Military significance: Visual and Acoustic Surveillance
and Monitoring, University of Maryland
Our vision of battlefield surveillance systems involves a distributed
suite of heterogenous and relocatable sensors monitoring a large
geographic area, in the
context of a site model, for the entrances, exits, and activities
of people and vehicles. Scarce human operators must monitor the
outputs of the surveillance system, under constraints of limited
bandwidth and possibly severe psychological pressure.
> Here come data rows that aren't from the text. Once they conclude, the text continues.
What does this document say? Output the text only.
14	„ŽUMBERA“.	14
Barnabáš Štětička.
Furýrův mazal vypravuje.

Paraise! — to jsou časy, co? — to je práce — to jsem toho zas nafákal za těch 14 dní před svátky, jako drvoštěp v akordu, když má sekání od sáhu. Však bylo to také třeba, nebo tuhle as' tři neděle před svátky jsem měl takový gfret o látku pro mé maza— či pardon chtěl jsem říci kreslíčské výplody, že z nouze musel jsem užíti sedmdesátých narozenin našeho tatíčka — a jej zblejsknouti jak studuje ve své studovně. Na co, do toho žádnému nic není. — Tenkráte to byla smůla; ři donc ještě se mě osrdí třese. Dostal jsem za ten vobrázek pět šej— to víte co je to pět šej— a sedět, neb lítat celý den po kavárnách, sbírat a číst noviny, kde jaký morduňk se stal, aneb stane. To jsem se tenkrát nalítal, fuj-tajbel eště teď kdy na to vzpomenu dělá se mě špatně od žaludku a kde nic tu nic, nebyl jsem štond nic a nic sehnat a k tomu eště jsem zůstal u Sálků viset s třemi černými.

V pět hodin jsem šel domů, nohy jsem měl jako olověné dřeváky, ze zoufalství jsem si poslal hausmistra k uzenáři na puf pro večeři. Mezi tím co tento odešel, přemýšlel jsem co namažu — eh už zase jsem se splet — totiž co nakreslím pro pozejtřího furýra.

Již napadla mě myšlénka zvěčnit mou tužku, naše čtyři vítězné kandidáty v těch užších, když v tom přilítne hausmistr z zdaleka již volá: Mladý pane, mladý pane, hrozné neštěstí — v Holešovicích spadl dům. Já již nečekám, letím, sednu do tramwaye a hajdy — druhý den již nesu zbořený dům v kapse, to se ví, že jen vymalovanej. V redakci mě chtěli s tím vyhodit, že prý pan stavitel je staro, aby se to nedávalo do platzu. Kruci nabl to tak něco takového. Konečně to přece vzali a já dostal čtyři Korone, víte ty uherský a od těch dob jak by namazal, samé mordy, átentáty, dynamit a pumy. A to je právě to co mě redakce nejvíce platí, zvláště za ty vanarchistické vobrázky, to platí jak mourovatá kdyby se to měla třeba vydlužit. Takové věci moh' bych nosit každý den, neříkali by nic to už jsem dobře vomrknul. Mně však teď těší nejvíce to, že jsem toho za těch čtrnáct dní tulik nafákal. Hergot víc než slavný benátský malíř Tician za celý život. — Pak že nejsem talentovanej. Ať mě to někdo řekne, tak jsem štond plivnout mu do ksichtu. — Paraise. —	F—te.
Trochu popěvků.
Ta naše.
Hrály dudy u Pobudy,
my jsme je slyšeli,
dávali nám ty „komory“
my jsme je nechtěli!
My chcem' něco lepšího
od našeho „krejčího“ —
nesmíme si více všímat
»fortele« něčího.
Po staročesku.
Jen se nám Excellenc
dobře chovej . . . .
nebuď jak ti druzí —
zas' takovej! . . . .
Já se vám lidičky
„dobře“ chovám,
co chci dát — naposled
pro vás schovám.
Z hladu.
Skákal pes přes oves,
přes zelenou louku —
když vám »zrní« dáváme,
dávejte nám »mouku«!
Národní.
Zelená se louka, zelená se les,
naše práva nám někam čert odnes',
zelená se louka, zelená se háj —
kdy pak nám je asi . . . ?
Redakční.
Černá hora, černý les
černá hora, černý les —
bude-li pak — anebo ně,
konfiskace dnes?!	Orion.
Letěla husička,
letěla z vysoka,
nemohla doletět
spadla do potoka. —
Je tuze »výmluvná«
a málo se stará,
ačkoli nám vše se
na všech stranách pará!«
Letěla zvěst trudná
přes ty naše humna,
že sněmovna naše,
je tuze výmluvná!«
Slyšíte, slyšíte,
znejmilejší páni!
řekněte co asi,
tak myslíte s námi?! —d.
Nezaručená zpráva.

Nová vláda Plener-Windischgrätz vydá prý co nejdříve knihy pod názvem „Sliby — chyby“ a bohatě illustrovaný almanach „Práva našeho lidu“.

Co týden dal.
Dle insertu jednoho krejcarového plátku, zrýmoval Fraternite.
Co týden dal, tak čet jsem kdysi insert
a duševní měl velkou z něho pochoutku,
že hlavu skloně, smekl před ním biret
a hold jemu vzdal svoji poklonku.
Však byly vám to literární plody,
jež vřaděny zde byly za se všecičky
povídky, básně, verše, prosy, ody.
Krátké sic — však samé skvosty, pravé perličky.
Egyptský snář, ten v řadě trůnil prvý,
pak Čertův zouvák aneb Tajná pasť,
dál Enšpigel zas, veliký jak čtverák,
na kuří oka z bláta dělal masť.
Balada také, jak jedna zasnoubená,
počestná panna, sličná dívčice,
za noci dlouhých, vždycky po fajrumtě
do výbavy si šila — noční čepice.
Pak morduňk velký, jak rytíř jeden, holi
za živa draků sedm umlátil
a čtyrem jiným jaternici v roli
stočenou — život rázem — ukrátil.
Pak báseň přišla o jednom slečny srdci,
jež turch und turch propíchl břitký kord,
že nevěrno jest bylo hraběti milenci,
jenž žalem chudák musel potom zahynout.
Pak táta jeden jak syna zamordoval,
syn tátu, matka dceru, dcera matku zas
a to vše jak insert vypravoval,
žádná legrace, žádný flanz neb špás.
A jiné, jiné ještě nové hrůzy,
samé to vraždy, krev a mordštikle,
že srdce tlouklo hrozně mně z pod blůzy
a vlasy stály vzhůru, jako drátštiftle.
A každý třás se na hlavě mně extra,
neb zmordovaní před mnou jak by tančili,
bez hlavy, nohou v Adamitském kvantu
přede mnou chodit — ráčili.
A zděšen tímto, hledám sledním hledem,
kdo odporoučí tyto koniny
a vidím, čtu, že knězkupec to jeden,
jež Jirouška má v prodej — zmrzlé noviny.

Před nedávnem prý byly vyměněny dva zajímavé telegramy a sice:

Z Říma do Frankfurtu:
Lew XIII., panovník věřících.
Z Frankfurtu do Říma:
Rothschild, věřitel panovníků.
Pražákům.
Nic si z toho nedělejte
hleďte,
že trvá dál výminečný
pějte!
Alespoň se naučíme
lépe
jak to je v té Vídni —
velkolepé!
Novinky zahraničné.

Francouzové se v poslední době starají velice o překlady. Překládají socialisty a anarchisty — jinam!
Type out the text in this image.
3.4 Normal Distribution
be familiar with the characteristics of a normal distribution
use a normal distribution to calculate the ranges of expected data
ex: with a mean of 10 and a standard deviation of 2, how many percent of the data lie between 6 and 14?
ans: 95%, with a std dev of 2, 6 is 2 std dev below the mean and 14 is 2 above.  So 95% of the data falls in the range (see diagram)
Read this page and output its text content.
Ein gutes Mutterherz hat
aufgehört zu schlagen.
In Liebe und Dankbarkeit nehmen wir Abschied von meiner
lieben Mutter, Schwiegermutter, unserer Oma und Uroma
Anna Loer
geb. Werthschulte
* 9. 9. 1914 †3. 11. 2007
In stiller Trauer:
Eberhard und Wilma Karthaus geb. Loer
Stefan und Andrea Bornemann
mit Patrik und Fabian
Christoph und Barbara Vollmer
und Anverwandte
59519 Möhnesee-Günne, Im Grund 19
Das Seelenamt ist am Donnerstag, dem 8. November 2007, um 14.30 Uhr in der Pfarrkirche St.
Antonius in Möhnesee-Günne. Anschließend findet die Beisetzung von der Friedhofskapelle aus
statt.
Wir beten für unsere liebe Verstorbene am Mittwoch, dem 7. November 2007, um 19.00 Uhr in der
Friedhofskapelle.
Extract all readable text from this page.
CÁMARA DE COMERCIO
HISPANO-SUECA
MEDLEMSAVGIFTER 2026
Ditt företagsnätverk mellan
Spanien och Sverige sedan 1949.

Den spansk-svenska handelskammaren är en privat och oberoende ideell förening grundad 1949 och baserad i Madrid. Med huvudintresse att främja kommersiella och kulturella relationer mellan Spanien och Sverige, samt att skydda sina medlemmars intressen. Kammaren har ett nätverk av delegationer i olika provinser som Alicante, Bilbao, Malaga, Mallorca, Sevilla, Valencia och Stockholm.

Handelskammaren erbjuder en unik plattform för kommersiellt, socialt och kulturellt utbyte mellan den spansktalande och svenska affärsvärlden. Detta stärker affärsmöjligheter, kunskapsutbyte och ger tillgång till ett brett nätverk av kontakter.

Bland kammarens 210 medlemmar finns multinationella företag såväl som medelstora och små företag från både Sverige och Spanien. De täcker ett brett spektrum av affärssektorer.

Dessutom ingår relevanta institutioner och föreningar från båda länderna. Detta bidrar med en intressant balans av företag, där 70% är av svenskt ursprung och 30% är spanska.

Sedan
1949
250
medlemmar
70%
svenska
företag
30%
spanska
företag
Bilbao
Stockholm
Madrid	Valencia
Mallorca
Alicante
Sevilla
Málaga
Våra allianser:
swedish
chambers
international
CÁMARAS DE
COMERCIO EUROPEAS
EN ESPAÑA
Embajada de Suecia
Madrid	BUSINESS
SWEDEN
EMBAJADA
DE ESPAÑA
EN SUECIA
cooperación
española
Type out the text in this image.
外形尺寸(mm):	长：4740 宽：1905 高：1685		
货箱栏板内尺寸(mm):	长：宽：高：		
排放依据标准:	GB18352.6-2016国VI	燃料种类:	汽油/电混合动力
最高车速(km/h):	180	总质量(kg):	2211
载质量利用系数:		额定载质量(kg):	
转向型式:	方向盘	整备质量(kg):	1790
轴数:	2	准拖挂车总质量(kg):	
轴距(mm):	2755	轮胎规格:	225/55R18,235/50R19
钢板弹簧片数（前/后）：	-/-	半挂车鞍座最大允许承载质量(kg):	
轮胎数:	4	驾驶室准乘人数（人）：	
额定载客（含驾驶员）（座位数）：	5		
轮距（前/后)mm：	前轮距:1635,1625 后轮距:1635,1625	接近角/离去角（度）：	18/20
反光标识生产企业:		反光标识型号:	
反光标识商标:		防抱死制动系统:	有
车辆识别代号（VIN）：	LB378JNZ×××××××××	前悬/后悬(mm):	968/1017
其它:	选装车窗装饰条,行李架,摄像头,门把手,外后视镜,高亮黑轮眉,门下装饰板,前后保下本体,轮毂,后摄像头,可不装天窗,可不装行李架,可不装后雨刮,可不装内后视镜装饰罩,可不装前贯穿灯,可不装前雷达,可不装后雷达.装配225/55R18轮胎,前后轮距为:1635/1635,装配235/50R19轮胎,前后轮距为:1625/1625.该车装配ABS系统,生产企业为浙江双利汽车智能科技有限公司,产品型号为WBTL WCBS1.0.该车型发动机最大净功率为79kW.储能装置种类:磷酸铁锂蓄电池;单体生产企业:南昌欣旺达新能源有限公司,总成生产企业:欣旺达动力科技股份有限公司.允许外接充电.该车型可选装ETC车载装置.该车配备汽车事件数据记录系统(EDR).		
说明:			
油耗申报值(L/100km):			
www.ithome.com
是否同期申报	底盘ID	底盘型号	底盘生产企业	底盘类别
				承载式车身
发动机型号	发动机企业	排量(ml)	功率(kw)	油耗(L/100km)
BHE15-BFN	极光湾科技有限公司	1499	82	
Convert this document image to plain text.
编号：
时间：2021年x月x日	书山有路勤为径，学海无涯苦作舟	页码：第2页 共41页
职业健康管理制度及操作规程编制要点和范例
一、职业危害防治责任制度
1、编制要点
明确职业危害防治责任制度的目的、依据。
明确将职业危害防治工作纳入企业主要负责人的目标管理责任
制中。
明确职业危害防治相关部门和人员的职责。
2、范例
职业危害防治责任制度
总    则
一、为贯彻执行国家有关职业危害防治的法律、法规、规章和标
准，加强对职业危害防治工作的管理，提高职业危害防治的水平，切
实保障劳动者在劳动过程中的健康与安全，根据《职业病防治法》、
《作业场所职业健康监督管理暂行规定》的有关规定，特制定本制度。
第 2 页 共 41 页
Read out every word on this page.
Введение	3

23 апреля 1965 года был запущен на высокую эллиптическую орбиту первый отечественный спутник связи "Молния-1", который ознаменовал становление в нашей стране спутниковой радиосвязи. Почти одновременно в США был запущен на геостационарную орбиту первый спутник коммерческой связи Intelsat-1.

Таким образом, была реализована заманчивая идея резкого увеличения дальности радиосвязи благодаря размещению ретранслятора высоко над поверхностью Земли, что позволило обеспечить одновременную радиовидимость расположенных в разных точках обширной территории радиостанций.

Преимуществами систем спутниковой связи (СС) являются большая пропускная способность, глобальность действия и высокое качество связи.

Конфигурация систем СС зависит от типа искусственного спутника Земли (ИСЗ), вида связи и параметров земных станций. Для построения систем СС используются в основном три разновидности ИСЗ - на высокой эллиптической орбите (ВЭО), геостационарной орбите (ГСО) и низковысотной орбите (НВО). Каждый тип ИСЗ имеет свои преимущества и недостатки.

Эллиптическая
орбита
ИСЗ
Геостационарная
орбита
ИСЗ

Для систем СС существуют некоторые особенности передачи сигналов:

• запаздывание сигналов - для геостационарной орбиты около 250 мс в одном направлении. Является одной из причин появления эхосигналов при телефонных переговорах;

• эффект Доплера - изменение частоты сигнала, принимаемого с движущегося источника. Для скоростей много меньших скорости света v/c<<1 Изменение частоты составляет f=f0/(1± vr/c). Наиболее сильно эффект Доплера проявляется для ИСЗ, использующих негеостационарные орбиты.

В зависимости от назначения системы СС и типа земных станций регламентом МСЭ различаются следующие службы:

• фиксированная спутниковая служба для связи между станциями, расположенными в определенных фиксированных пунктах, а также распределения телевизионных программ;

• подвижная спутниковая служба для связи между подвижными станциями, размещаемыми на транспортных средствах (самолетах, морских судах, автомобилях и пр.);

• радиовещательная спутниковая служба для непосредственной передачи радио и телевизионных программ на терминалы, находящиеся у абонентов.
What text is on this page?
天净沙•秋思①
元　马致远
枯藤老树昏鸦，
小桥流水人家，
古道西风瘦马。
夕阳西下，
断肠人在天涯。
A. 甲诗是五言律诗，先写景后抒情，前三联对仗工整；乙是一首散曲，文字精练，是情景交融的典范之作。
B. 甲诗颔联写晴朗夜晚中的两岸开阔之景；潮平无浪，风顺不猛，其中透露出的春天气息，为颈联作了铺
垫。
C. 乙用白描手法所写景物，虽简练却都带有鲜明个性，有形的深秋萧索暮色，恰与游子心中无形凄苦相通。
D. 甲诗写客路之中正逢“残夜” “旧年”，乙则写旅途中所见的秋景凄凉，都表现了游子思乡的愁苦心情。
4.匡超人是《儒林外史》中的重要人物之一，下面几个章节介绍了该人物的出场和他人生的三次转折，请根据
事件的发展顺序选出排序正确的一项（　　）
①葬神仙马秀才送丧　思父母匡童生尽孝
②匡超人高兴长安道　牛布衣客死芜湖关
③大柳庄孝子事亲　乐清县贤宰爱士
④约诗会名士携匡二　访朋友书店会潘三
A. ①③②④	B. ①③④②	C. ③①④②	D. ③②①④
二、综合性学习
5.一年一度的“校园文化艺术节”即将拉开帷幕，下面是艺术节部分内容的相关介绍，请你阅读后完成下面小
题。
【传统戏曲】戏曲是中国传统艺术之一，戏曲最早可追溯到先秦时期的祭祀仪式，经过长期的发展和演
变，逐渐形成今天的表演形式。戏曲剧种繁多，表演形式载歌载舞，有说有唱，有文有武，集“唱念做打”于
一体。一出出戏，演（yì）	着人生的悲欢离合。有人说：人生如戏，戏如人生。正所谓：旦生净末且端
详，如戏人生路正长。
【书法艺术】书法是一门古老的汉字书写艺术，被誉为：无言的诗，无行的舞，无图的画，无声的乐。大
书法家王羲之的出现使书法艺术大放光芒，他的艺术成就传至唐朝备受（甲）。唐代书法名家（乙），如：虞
We envision a surveillance system for monitoring the urban
battlefield, where the movements and actions of even a small number
of individuals and equipment can lead to a great loss of life, and
in which one must rely on incomplete and qualitative site modeling to
control and focus perception systems.
In order for the surveillance system to monitor an area of any significant
geographic extent, it must employ a suite of sensor platforms which, generally, must
be relocatable to bring more surveillance power to bear on potentially interesting
situations or simply to provide adequate coverage of a large
surveillance site. However, to control the costs and complexity of the surveillance
system, the number of sensor platforms must be limited. This suggests that
the surveillance system should employ multiple levels of analysis of the
area. Our research considers two levels - a coarse level
in which a significant portion of the area is monitored at low resolution,
and a fine level in which a much smaller area is monitored at
much higher resolution.
Decades of research on vision systems have demonstrated that if they are
to be employed in visually complex scenes, then they must be armed with
prior knowledge about the structures in those scenes. In RADIUS this
was reflected in the construction and employment of geometrically precise
site models, which delineated and described the 3-D geometry of buildings,
road networks, etc. In ground-based surveillance of urban areas,
both time to deployment and the dynamic nature of the area dictate
that these surveillance systems utilize less precise models of the environments
in which they must operate. We envision a surveillance system in which site models
contain information about building footprints, entrances, and rooflines, and
additionally include information about roads, park areas, etc. The
models will be used to control the visual
and acoustic focus of attention and
to provide a spatial context for interpretation.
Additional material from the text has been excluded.